For the first row, speed \( = 234.4 \, \text{cm/s} \).
\[
\text{Speed (m/s)} = \frac{234.4 \, \text{cm/s}}{100} = 2.344 \, \text{m/s}
\]

Step 3: Calculate Momentum

Momentum (\( p \)) is given by \( p = m \cdot v \), where \( m \) is mass (in kg) and \( v \) is velocity (in m/s).

For the first row, \( m = 0.035 \, \text{kg} \) and \( v = 2.344 \, \text{m/s} \).
\[
p = 0.035 \, \text{kg} \times 2.344 \, \text{m/s} \approx 0.08204 \, \text{kg·m/s}
\]

Step 4: Calculate Kinetic Energy

Kinetic Energy (\( KE \)) is given by \( KE = \frac{1}{2} m v^2 \), where \( m \) is mass (in kg) and \( v \) is velocity (in m/s).

For the first row, \( m = 0.035 \, \text{kg} \) and \( v = 2.344 \, \text{m/s} \).
\[
KE = \frac{1}{2} \times 0.035 \, \text{kg} \times (2.344 \, \text{m/s})^2
\]
First, calculate \( (2.344)^2 \approx 5.494 \).
\[
KE = 0.5 \times 0.035 \times 5.494 \approx 0.096155 \, \text{J}
\]

Step 5: Approach for Other Rows (0.050 kg and 0.100 kg cars)

To find the minimum hill height for these cars, we use the conservation of energy: the gravitational potential energy at the top of the hill (\( PE = mgh \)) converts to kinetic energy at the bottom (\( KE = \frac{1}{2}mv^2 \)). Assuming no energy loss, \( mgh = \frac{1}{2}mv^2 \), so \( gh = \frac{1}{2}v^2 \) (mass cancels out). This means the speed at the bottom depends only on the height of the hill (not the mass of the car).
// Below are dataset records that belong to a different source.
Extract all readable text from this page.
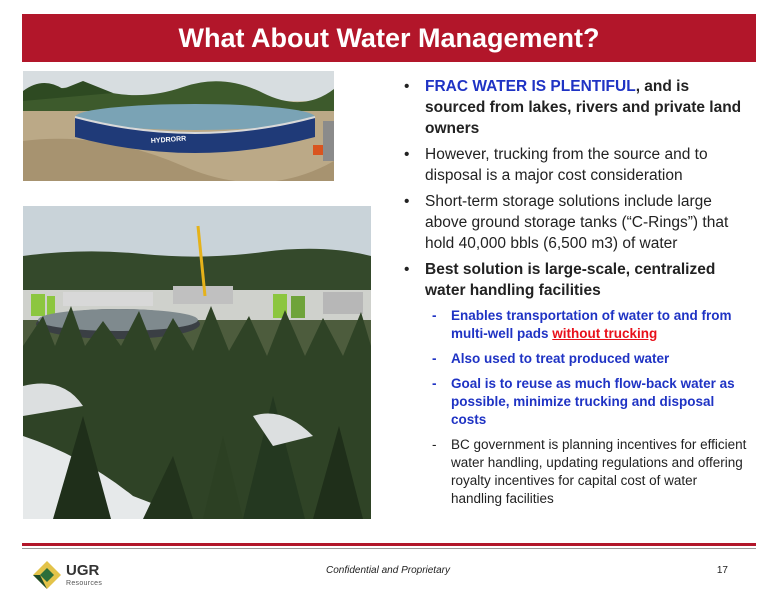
What About Water Management?
HYDRORR
•	FRAC WATER IS PLENTIFUL, and is sourced from lakes, rivers and private land owners
•	However, trucking from the source and to disposal is a major cost consideration
•	Short-term storage solutions include large above ground storage tanks (“C-Rings”) that hold 40,000 bbls (6,500 m3) of water
•	Best solution is large-scale, centralized water handling facilities
- Enables transportation of water to and from multi-well pads without trucking
- Also used to treat produced water
- Goal is to reuse as much flow-back water as possible, minimize trucking and disposal costs
- BC government is planning incentives for efficient water handling, updating regulations and offering royalty incentives for capital cost of water handling facilities
UGR
Resources
Confidential and Proprietary	17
For the 0.035 kg car, we found \( h = 0.48 \, \text{m} \) and \( v = 2.344 \, \text{m/s} \). For the 0.050 kg and 0.100 kg cars, the minimum hill height to break the egg will be the same (since speed depends only on height, and the egg breaks at a specific speed). Thus:

• Height (cm) for 0.050 kg and 0.100 kg cars = 48 cm (same as 0.035 kg car).
• Height (m) = 0.48 m (same as 0.035 kg car).
• Speed (cm/s) = 234.4 cm/s (same as 0.035 kg car, since speed depends only on height).
• Speed (m/s) = 2.344 m/s (same as 0.035 kg car).

Filling the Table

Car mass (kg)	Height (cm)	Height (m)	Speed (cm/s)	Speed (m/s)	Momentum (kg·m/s)	Kinetic Energy (J)
0.050	48	0.48	234.4	2.344	\( 0.050 \times 2.344 \approx 0.117 \)	\( \frac{1}{2} \times 0.050 \times (2.344)^2 \approx 0.137 \)
0.100	48	0.48	234.4	2.344	\( 0.100 \times 2.344 \approx 0.234 \)	\( \frac{1}{2} \times 0.100 \times (2.344)^2 \approx 0.274 \)
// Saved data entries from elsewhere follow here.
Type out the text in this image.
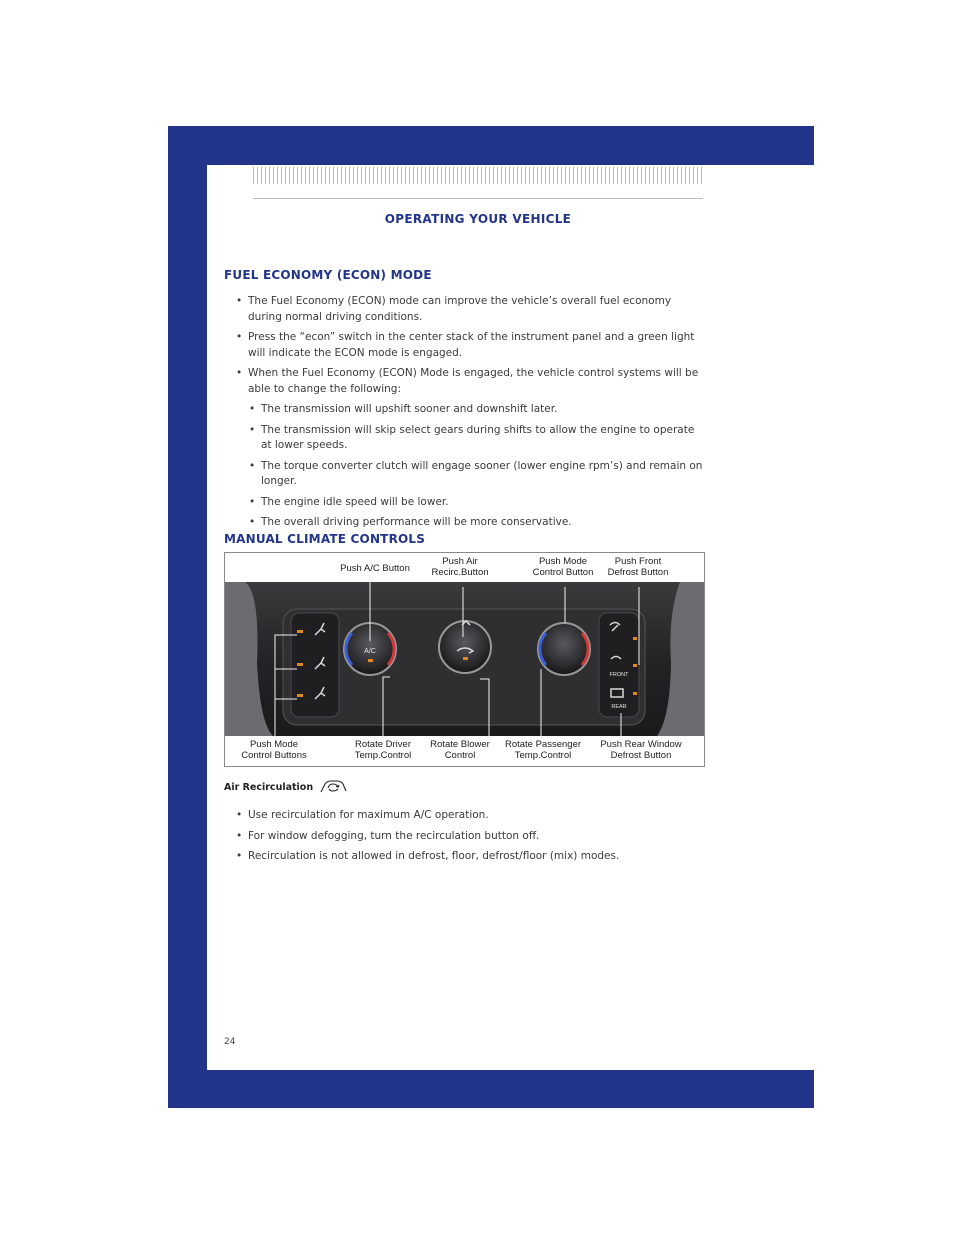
OPERATING YOUR VEHICLE
FUEL ECONOMY (ECON) MODE
• The Fuel Economy (ECON) mode can improve the vehicle’s overall fuel economy during normal driving conditions.
• Press the “econ” switch in the center stack of the instrument panel and a green light will indicate the ECON mode is engaged.
• When the Fuel Economy (ECON) Mode is engaged, the vehicle control systems will be able to change the following:
• The transmission will upshift sooner and downshift later.
• The transmission will skip select gears during shifts to allow the engine to operate at lower speeds.
• The torque converter clutch will engage sooner (lower engine rpm’s) and remain on longer.
• The engine idle speed will be lower.
• The overall driving performance will be more conservative.
MANUAL CLIMATE CONTROLS
A/C
FRONT
REAR
Push A/C Button
Push Air
Recirc.Button
Push Mode
Control Button
Push Front
Defrost Button
Push Mode
Control Buttons
Rotate Driver
Temp.Control
Rotate Blower
Control
Rotate Passenger
Temp.Control
Push Rear Window
Defrost Button
Air Recirculation
• Use recirculation for maximum A/C operation.
• For window defogging, turn the recirculation button off.
• Recirculation is not allowed in defrost, floor, defrost/floor (mix) modes.
24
Final Answers for the First Row (0.035 kg car)

• Height (m): \( \boldsymbol{0.48} \)
• Speed (m/s): \( \boldsymbol{2.344} \)
• Momentum: \( \boldsymbol{\approx 0.082 \, \text{kg·m/s}} \)
• Kinetic Energy: \( \boldsymbol{\approx 0.096 \, \text{J}} \)

For the other rows, the height and speed remain the same (due to conservation of energy), while momentum and kinetic energy increase with mass (since \( p = mv \) and \( KE = \frac{1}{2}mv^2 \)).